Tiffany Rises as Asia Growth, Higher Prices Help Fuel ProfitBy
Full-year EPS forecast to grow by mid-single-digit percentage
Product price increases last year helped boost profit margins
Tiffany & Co. rose the most in more than two months as new stores in Asia and higher-priced jewelry helped the luxury chain exceed fourth-quarter earnings estimates.
Excluding some items, profit was $1.45 a share last quarter, the New York-based company said Friday. That topped the average projection of $1.38.
The results signal that Tiffany is coping with a slowdown in its home market, where it’s been battered by sluggish tourism spending and shrinking mall traffic as more consumers shop online. Price increases and changes to its product mix helped boost the company’s gross margin by more than 1 percentage point in both the fourth quarter and full year.
The opening of new locations, meanwhile, helped push total sales up 9 percent in the Asia-Pacific region. Tiffany also is expanding its fashion jewelry lines and stepping up digital advertising to revive sales.
“Almost every region for the quarter ended up showing improvement, despite the weak holiday sales, and that’s a positive,” said Brian Yarbrough, an analyst at Edward Jones & Co.
The shares rose as much as 4.5 percent to $94 in New York Friday, the biggest intraday gain since Jan. 12. Tiffany had already climbed 16 percent this year through Thursday.
Sales of $1.23 billion also surpassed the average $1.22 billion estimate. Comparable sales, or those for stores open at least a year, were unchanged globally in the quarter, a better outcome than the 1.1 percent decline predicted by analysts, according to Consensus Metrix. The Asia-Pacific region and Japan account for about 38 percent of revenue, while the U.S. makes up almost half.
Tiffany forecast mid-single-digit percentage growth for full-year earnings per share, excluding some items. Analysts projected an average of $3.87, which is about a 3 percent increase.
Tiffany has struggled to attract younger consumers partly because of a lack of innovative designs. To become more relevant with millennials and draw more shoppers into stores, the company will accelerate the rollout of new collections and refresh existing items. It will also renovate some shops and improve the in-store experience, Chairman and interim Chief Executive Officer Michael Kowalski said on a conference call Friday.
The company, which has also commissioned pop singer Lady Gaga to become the face of its fashion-jewelry collection, aims to increase the sales contribution of new jewelry designs to more than 10 percent, Kowalski said. Tiffany will improve its technology and website to boost online sales.
Earlier this year, the company abruptly removed CEO Frederic Cumenal and attracted an investment from sometimes-activist hedge fund Jana Partners LLC. That has buoyed investor optimism, sending the shares higher and short interest plunging. The 179-year-old jeweler has seen a series of management changes, including the departure of top designer Francesca Amfitheatrof and the appointment of Reed Krakoff as chief artistic officer. It also recently brought on Chief Financial Officer Mark Erceg.

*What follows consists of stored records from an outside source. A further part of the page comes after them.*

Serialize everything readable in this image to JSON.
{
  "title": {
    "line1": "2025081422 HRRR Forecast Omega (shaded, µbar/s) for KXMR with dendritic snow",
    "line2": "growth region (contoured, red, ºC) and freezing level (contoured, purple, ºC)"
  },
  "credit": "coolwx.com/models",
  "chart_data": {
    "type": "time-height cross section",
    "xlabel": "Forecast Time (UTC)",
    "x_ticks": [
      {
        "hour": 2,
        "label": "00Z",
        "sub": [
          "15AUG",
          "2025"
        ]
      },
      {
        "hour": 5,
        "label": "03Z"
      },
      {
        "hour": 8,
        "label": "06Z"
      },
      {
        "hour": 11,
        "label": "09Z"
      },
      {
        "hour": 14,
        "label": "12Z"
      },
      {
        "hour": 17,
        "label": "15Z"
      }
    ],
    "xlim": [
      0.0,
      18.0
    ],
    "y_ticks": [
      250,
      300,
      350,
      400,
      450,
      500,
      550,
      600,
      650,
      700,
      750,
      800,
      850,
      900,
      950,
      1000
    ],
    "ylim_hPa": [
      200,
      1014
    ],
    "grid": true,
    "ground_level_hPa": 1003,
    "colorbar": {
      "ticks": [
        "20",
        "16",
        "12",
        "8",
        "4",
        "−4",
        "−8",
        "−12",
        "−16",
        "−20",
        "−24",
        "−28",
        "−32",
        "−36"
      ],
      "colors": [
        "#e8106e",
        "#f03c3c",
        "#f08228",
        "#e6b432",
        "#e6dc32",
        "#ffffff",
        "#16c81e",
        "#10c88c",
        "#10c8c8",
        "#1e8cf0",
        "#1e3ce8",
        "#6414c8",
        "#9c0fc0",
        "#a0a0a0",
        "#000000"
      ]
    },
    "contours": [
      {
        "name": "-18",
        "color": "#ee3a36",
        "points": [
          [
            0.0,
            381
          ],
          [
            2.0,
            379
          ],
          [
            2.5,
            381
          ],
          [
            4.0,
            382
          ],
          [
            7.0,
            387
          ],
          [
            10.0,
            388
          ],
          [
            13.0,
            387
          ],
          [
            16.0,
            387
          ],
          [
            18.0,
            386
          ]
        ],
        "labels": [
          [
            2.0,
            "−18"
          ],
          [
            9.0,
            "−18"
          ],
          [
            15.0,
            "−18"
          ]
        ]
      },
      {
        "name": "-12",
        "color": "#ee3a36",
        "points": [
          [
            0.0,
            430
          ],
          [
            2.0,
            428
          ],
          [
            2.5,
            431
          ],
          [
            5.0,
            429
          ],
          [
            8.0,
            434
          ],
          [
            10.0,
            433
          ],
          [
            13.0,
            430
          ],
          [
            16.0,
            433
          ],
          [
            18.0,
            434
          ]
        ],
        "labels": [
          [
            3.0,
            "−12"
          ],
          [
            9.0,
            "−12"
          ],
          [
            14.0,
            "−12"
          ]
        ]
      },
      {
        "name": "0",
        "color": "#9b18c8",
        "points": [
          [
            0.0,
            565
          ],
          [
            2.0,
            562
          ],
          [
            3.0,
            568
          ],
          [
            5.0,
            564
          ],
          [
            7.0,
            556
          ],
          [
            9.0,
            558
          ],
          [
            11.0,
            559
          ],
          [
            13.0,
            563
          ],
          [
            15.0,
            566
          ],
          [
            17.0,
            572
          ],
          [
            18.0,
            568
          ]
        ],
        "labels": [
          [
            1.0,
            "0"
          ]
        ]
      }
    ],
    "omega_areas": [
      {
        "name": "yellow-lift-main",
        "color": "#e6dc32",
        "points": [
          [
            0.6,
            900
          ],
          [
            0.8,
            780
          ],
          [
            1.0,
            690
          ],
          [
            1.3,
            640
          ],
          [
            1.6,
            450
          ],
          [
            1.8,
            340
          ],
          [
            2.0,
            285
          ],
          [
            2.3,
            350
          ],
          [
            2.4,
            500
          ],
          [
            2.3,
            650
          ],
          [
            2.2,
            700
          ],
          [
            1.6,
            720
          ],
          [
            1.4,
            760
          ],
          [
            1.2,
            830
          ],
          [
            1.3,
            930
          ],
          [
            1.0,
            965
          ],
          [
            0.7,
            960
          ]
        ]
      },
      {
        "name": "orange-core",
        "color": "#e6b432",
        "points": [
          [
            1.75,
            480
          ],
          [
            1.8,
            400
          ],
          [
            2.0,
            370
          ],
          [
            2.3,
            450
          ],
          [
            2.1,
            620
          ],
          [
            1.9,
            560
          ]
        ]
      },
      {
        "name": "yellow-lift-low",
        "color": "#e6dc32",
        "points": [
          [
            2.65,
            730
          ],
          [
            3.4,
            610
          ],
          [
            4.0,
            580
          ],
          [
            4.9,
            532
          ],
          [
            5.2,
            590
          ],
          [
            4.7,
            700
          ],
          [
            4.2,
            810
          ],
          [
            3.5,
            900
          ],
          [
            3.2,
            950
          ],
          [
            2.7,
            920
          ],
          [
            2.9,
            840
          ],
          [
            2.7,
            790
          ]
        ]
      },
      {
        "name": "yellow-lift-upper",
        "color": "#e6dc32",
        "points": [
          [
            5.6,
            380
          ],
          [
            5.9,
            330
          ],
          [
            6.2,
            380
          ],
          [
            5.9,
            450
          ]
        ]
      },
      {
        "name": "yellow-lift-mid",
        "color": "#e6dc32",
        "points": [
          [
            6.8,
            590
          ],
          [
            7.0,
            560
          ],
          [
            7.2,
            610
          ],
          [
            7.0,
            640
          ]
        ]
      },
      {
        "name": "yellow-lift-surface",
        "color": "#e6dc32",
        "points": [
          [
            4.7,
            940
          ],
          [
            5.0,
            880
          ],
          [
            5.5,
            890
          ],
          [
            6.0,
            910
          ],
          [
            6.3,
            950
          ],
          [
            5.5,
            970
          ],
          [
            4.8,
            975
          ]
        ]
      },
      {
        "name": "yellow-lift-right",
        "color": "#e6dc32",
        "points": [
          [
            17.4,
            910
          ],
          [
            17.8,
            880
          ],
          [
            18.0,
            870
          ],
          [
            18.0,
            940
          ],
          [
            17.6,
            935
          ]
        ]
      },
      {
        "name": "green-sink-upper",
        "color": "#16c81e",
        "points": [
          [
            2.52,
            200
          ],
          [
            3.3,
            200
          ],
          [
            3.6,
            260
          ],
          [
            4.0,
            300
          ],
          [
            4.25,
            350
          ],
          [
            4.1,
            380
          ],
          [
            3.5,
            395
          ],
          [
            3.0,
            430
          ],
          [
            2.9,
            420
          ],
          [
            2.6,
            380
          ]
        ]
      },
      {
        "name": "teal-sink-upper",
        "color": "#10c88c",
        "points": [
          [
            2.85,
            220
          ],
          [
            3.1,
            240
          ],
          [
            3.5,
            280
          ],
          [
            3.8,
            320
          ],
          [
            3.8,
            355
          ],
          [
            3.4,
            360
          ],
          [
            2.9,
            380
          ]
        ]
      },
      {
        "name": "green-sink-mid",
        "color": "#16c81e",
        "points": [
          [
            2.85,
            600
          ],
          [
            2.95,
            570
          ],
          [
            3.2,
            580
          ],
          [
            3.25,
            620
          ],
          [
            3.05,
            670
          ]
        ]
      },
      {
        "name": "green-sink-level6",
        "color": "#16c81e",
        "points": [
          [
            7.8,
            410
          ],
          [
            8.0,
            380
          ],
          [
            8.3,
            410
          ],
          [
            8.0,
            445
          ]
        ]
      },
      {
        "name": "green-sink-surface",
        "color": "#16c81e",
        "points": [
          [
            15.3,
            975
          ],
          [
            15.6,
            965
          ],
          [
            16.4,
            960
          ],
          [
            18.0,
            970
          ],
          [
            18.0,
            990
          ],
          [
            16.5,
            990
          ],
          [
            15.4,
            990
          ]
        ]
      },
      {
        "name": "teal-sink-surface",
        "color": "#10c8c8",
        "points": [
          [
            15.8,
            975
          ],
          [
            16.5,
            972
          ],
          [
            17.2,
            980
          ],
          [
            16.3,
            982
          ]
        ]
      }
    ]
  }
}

The retailer is searching for a permanent CEO, which will take time, Kowalski said.
Customer traffic at Tiffany’s flagship store in New York, which accounted for less than 10 percent of total sales, has been hurt by the heightened security around President Donald Trump’s adjacent residence. Sales at the store dropped 7 percent in the fourth quarter, although they performed better than expected in January because of several large single transactions, Erceg said on the call. The company is “somewhat cautious” about the store’s performance in 2017 as it works with the New York Police Department to minimize disruptions, he said.